In the beginning, there was the Steven Spielberg Issue. It was Reverse Shot’s first true “issue” to be based around our symposium format, way back in early 2003, and it raised an ongoing cinematic issue as well: the debate over Spielberg as artist.

When considering Spielberg, something like the sensitive Hercules of American filmmakers, we were, at that time, still high off the fumes of Minority Report, Catch Me If You Can, and, most importantly, A.I. Artificial Intelligence; the latter was such a rallying point for the founders of the magazine that without it Reverse Shot may never have existed at all. However, considering the skimpy amount of writers we had at that time, we were not able to do full justice to this ever-divisive, most successful Hollywood director of all time. Since then we’ve given complete career treatments to Brian De Palma, Claire Denis, Gus Van Sant, Hou Hsiao-hsien, and more. We had always planned on going back and doing it correctly, and now, following two impressive, if, as always, debated, back-to-back films—War Horse and The Adventures of Tintin, both nostalgia-drenched throwbacks, even if the latter was motion-capture animation—the time seemed ripe.

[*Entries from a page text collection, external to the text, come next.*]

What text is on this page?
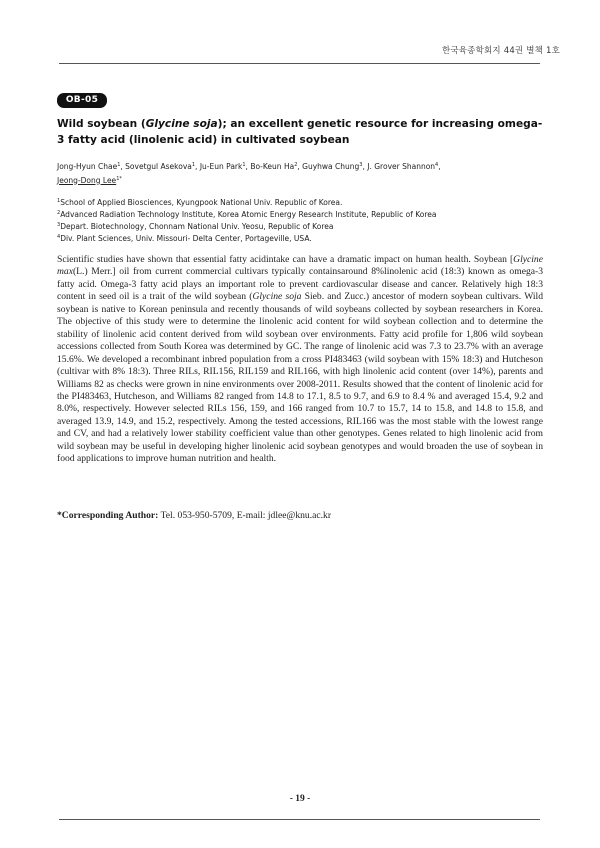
한국육종학회지 44권 별책 1호
OB-05
Wild soybean (Glycine soja); an excellent genetic resource for increasing omega-3 fatty acid (linolenic acid) in cultivated soybean
Jong-Hyun Chae$^1$, Sovetgul Asekova$^1$, Ju-Eun Park$^1$, Bo-Keun Ha$^2$, Guyhwa Chung$^3$, J. Grover Shannon$^4$,
Jeong-Dong Lee$^{1*}$
$^1$School of Applied Biosciences, Kyungpook National Univ. Republic of Korea.
$^2$Advanced Radiation Technology Institute, Korea Atomic Energy Research Institute, Republic of Korea
$^3$Depart. Biotechnology, Chonnam National Univ. Yeosu, Republic of Korea
$^4$Div. Plant Sciences, Univ. Missouri- Delta Center, Portageville, USA.

Scientific studies have shown that essential fatty acidintake can have a dramatic impact on human health. Soybean [Glycine max(L.) Merr.] oil from current commercial cultivars typically containsaround 8%linolenic acid (18:3) known as omega-3 fatty acid. Omega-3 fatty acid plays an important role to prevent cardiovascular disease and cancer. Relatively high 18:3 content in seed oil is a trait of the wild soybean (Glycine soja Sieb. and Zucc.) ancestor of modern soybean cultivars. Wild soybean is native to Korean peninsula and recently thousands of wild soybeans collected by soybean researchers in Korea. The objective of this study were to determine the linolenic acid content for wild soybean collection and to determine the stability of linolenic acid content derived from wild soybean over environments. Fatty acid profile for 1,806 wild soybean accessions collected from South Korea was determined by GC. The range of linolenic acid was 7.3 to 23.7% with an average 15.6%. We developed a recombinant inbred population from a cross PI483463 (wild soybean with 15% 18:3) and Hutcheson (cultivar with 8% 18:3). Three RILs, RIL156, RIL159 and RIL166, with high linolenic acid content (over 14%), parents and Williams 82 as checks were grown in nine environments over 2008-2011. Results showed that the content of linolenic acid for the PI483463, Hutcheson, and Williams 82 ranged from 14.8 to 17.1, 8.5 to 9.7, and 6.9 to 8.4 % and averaged 15.4, 9.2 and 8.0%, respectively. However selected RILs 156, 159, and 166 ranged from 10.7 to 15.7, 14 to 15.8, and 14.8 to 15.8, and averaged 13.9, 14.9, and 15.2, respectively. Among the tested accessions, RIL166 was the most stable with the lowest range and CV, and had a relatively lower stability coefficient value than other genotypes. Genes related to high linolenic acid from wild soybean may be useful in developing higher linolenic acid soybean genotypes and would broaden the use of soybean in food applications to improve human nutrition and health.

*Corresponding Author: Tel. 053-950-5709, E-mail: jdlee@knu.ac.kr
- 19 -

Fascination with Spielberg is usually generational. Many of our writers fall in that Spielbergian sweet spot: we were raised on E.T. and Close Encounters of the Third Kind and Poltergeist, rewatching videotapes of these films until they were worn out, growing so accustomed to their mechanics that they became The Movies themselves, at least until we discovered what else was out there. They were so close to us that it became difficult to criticize them at all, even later in life, when we were expected to “know better.”

As we grew up, the story went, so did Spielberg. For some, he got too big for his britches, making serious “adult” films that dealt with race, the Holocaust, World War II. He even dared to adapt and emulate the holy Kubrick and make a film about Israel-Palestine. At this point, it should be clear that Spielberg cannot be pigeonholed or underestimated, and that his identity as a filmmaker is as bound to films like The Color Purple, Schindler’s List, Amistad, and Munich as much as Close Encounters, E.T., Raiders of the Lost Ark, and War of the Worlds.

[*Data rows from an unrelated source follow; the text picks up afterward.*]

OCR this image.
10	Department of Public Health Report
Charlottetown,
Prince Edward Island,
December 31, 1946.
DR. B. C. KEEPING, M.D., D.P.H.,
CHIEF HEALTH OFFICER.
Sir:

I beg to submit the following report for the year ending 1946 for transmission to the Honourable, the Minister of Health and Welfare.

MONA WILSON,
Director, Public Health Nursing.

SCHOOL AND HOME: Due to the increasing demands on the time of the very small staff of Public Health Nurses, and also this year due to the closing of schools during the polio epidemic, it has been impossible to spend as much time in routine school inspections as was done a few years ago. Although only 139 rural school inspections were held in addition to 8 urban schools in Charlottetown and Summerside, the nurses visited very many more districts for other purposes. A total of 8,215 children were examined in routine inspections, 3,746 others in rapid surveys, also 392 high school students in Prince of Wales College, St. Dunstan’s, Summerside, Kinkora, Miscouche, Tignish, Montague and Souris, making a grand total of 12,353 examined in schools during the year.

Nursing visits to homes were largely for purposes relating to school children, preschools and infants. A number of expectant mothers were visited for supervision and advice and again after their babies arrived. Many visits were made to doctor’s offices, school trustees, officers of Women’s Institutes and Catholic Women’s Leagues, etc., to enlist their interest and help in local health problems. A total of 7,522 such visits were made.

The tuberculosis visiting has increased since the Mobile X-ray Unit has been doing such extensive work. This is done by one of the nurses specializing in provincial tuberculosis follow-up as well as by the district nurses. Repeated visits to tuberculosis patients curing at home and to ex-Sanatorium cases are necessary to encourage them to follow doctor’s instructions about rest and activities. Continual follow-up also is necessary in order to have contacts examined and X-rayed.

Doing right by Spielberg in the Reverse Shot tradition doesn’t mean hagiography. A series of reaffirmations of Spielberg’s genius would be just as reductive and dull as endless essays on his alleged conservatism, and his “limited” focus on childhood and the family. The plurality of voices that Reverse Shot has become now affords us the opportunity, nearly a decade on, to really look at what makes this mega-mogul-cum-auteur (a true rarity) tick. In these pages you’ll find detractors mingling with boosters, those who believe his filmmaking is a tyranny as much as a blessing.

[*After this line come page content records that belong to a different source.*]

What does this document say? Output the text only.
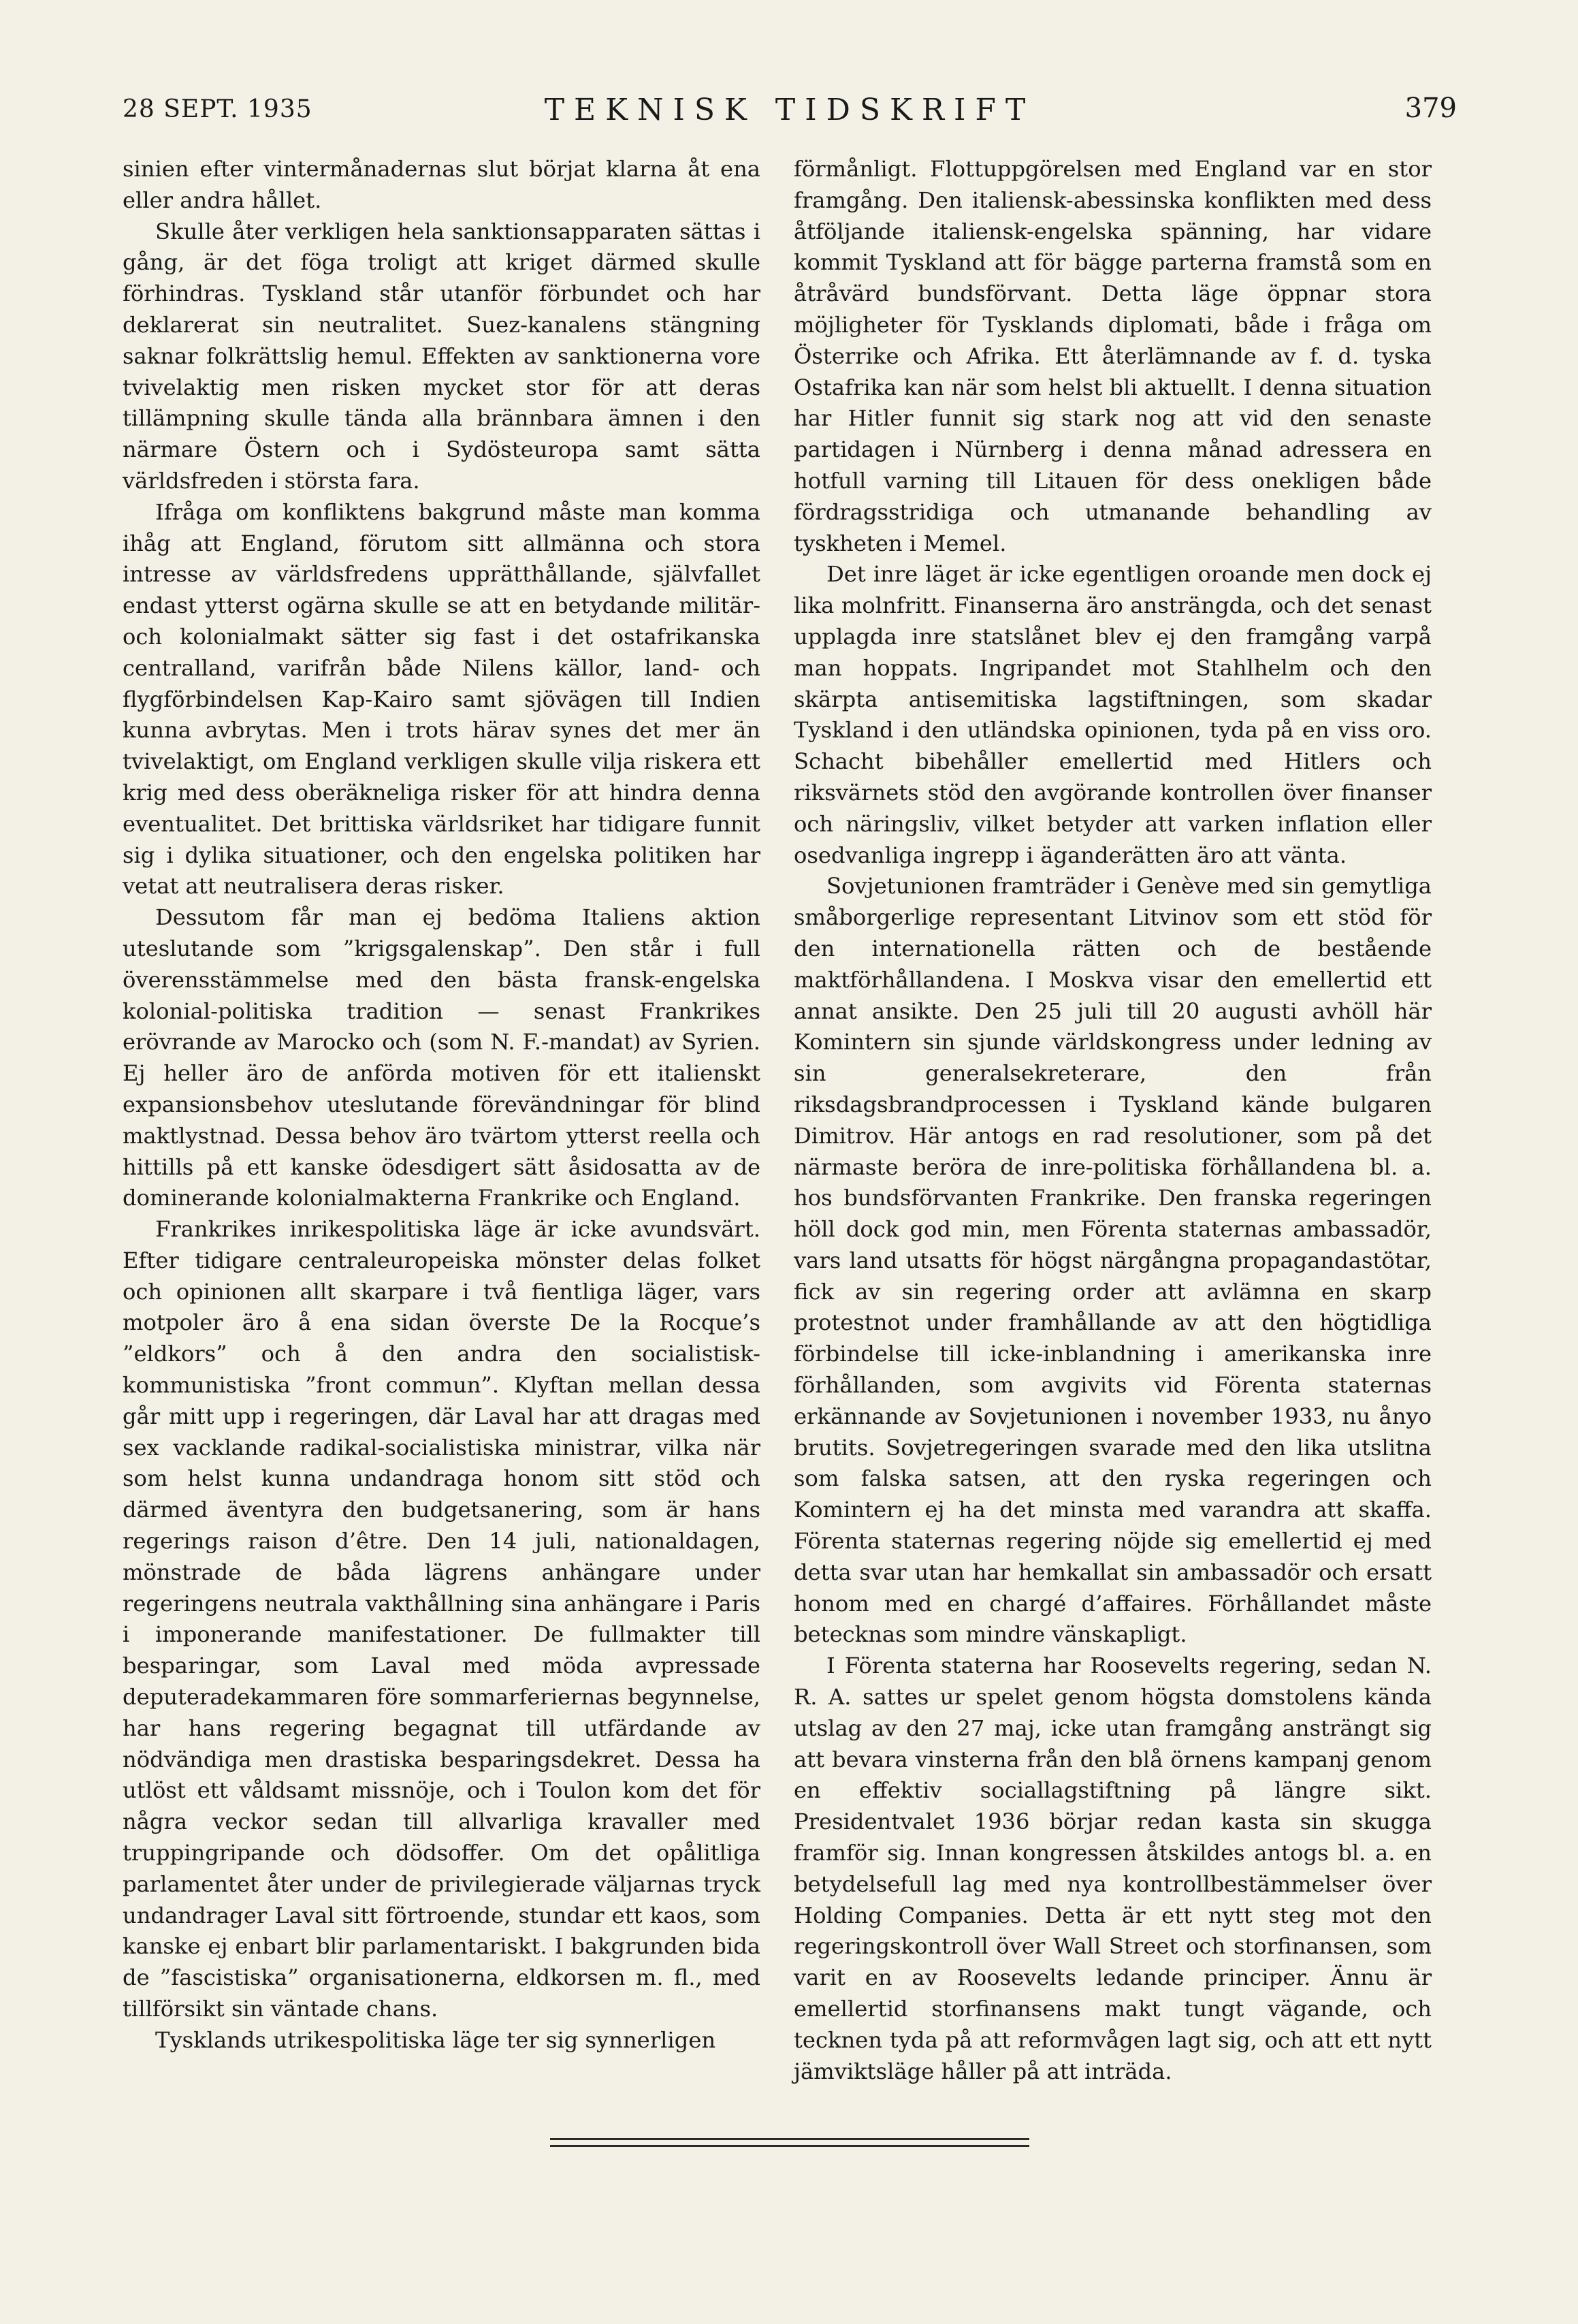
28 SEPT. 1935	TEKNISK TIDSKRIFT	379

sinien efter vintermånadernas slut börjat klarna åt ena eller andra hållet.

Skulle åter verkligen hela sanktionsapparaten sättas i gång, är det föga troligt att kriget därmed skulle förhindras. Tyskland står utanför förbundet och har deklarerat sin neutralitet. Suez-kanalens stängning saknar folkrättslig hemul. Effekten av sanktionerna vore tvivelaktig men risken mycket stor för att deras tillämpning skulle tända alla brännbara ämnen i den närmare Östern och i Sydösteuropa samt sätta världsfreden i största fara.

Ifråga om konfliktens bakgrund måste man komma ihåg att England, förutom sitt allmänna och stora intresse av världsfredens upprätthållande, självfallet endast ytterst ogärna skulle se att en betydande militär- och kolonialmakt sätter sig fast i det ostafrikanska centralland, varifrån både Nilens källor, land- och flygförbindelsen Kap-Kairo samt sjövägen till Indien kunna avbrytas. Men i trots härav synes det mer än tvivelaktigt, om England verkligen skulle vilja riskera ett krig med dess oberäkneliga risker för att hindra denna eventualitet. Det brittiska världsriket har tidigare funnit sig i dylika situationer, och den engelska politiken har vetat att neutralisera deras risker.

Dessutom får man ej bedöma Italiens aktion uteslutande som ”krigsgalenskap”. Den står i full överensstämmelse med den bästa fransk-engelska kolonial-politiska tradition — senast Frankrikes erövrande av Marocko och (som N. F.-mandat) av Syrien. Ej heller äro de anförda motiven för ett italienskt expansionsbehov uteslutande förevändningar för blind maktlystnad. Dessa behov äro tvärtom ytterst reella och hittills på ett kanske ödesdigert sätt åsidosatta av de dominerande kolonialmakterna Frankrike och England.

Frankrikes inrikespolitiska läge är icke avundsvärt. Efter tidigare centraleuropeiska mönster delas folket och opinionen allt skarpare i två fientliga läger, vars motpoler äro å ena sidan överste De la Rocque’s ”eldkors” och å den andra den socialistisk-kommunistiska ”front commun”. Klyftan mellan dessa går mitt upp i regeringen, där Laval har att dragas med sex vacklande radikal-socialistiska ministrar, vilka när som helst kunna undandraga honom sitt stöd och därmed äventyra den budgetsanering, som är hans regerings raison d’être. Den 14 juli, nationaldagen, mönstrade de båda lägrens anhängare under regeringens neutrala vakthållning sina anhängare i Paris i imponerande manifestationer. De fullmakter till besparingar, som Laval med möda avpressade deputeradekammaren före sommarferiernas begynnelse, har hans regering begagnat till utfärdande av nödvändiga men drastiska besparingsdekret. Dessa ha utlöst ett våldsamt missnöje, och i Toulon kom det för några veckor sedan till allvarliga kravaller med truppingripande och dödsoffer. Om det opålitliga parlamentet åter under de privilegierade väljarnas tryck undandrager Laval sitt förtroende, stundar ett kaos, som kanske ej enbart blir parlamentariskt. I bakgrunden bida de ”fascistiska” organisationerna, eldkorsen m. fl., med tillförsikt sin väntade chans.

Tysklands utrikespolitiska läge ter sig synnerligen

förmånligt. Flottuppgörelsen med England var en stor framgång. Den italiensk-abessinska konflikten med dess åtföljande italiensk-engelska spänning, har vidare kommit Tyskland att för bägge parterna framstå som en åtråvärd bundsförvant. Detta läge öppnar stora möjligheter för Tysklands diplomati, både i fråga om Österrike och Afrika. Ett återlämnande av f. d. tyska Ostafrika kan när som helst bli aktuellt. I denna situation har Hitler funnit sig stark nog att vid den senaste partidagen i Nürnberg i denna månad adressera en hotfull varning till Litauen för dess onekligen både fördragsstridiga och utmanande behandling av tyskheten i Memel.

Det inre läget är icke egentligen oroande men dock ej lika molnfritt. Finanserna äro ansträngda, och det senast upplagda inre statslånet blev ej den framgång varpå man hoppats. Ingripandet mot Stahlhelm och den skärpta antisemitiska lagstiftningen, som skadar Tyskland i den utländska opinionen, tyda på en viss oro. Schacht bibehåller emellertid med Hitlers och riksvärnets stöd den avgörande kontrollen över finanser och näringsliv, vilket betyder att varken inflation eller osedvanliga ingrepp i äganderätten äro att vänta.

Sovjetunionen framträder i Genève med sin gemytliga småborgerlige representant Litvinov som ett stöd för den internationella rätten och de bestående maktförhållandena. I Moskva visar den emellertid ett annat ansikte. Den 25 juli till 20 augusti avhöll här Komintern sin sjunde världskongress under ledning av sin generalsekreterare, den från riksdagsbrandprocessen i Tyskland kände bulgaren Dimitrov. Här antogs en rad resolutioner, som på det närmaste beröra de inre-politiska förhållandena bl. a. hos bundsförvanten Frankrike. Den franska regeringen höll dock god min, men Förenta staternas ambassadör, vars land utsatts för högst närgångna propagandastötar, fick av sin regering order att avlämna en skarp protestnot under framhållande av att den högtidliga förbindelse till icke-inblandning i amerikanska inre förhållanden, som avgivits vid Förenta staternas erkännande av Sovjetunionen i november 1933, nu ånyo brutits. Sovjetregeringen svarade med den lika utslitna som falska satsen, att den ryska regeringen och Komintern ej ha det minsta med varandra att skaffa. Förenta staternas regering nöjde sig emellertid ej med detta svar utan har hemkallat sin ambassadör och ersatt honom med en chargé d’affaires. Förhållandet måste betecknas som mindre vänskapligt.

I Förenta staterna har Roosevelts regering, sedan N. R. A. sattes ur spelet genom högsta domstolens kända utslag av den 27 maj, icke utan framgång ansträngt sig att bevara vinsterna från den blå örnens kampanj genom en effektiv sociallagstiftning på längre sikt. Presidentvalet 1936 börjar redan kasta sin skugga framför sig. Innan kongressen åtskildes antogs bl. a. en betydelsefull lag med nya kontrollbestämmelser över Holding Companies. Detta är ett nytt steg mot den regeringskontroll över Wall Street och storfinansen, som varit en av Roosevelts ledande principer. Ännu är emellertid storfinansens makt tungt vägande, och tecknen tyda på att reformvågen lagt sig, och att ett nytt jämviktsläge håller på att inträda.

In 2003 we wrote, “Spielberg is coming off a two-year golden streak that has heightened the inherent schism in his career: Minority Report (dystopic roller-coaster ride or serious political inquiry?), Catch Me If You Can (flippant nostalgic breeze or melancholy rumination on withering patriarchy?), and, most dramatically, A.I. Artificial Intelligence, have all pushed the director (who publicly disavows auteurism itself, preferring to think of film as a collaborative medium) into even more contentious realms of audience response.” The divisive response to his films hasn’t changed much over the years, especially to his stunningly dark 2005 twofer of War of the Worlds and Munich.

In 2012 we think the best we can do for Spielberg is simply look at his career, from the beginning to the end: perhaps in this progression is the key to who this artist is and what he’s wrought. Cycling from television to action blockbusters to human dramas to historical epics and back again, Spielberg has been something of a journeyman whose transformative effect on cinema has been gradual but definitive. He makes us cry, even if we don't always trust our tears, and makes our jaws drop even if we feel toyed with. There’s truth even in his most fanciful moments, and fanciful moments even in his most seemingly sober works. There’s history in his goofy action adventures, and goofiness in his history. Love him, hate him, or begrudgingly admire him, there is no American filmmaker who so decisively changed the landscape of moviemaking.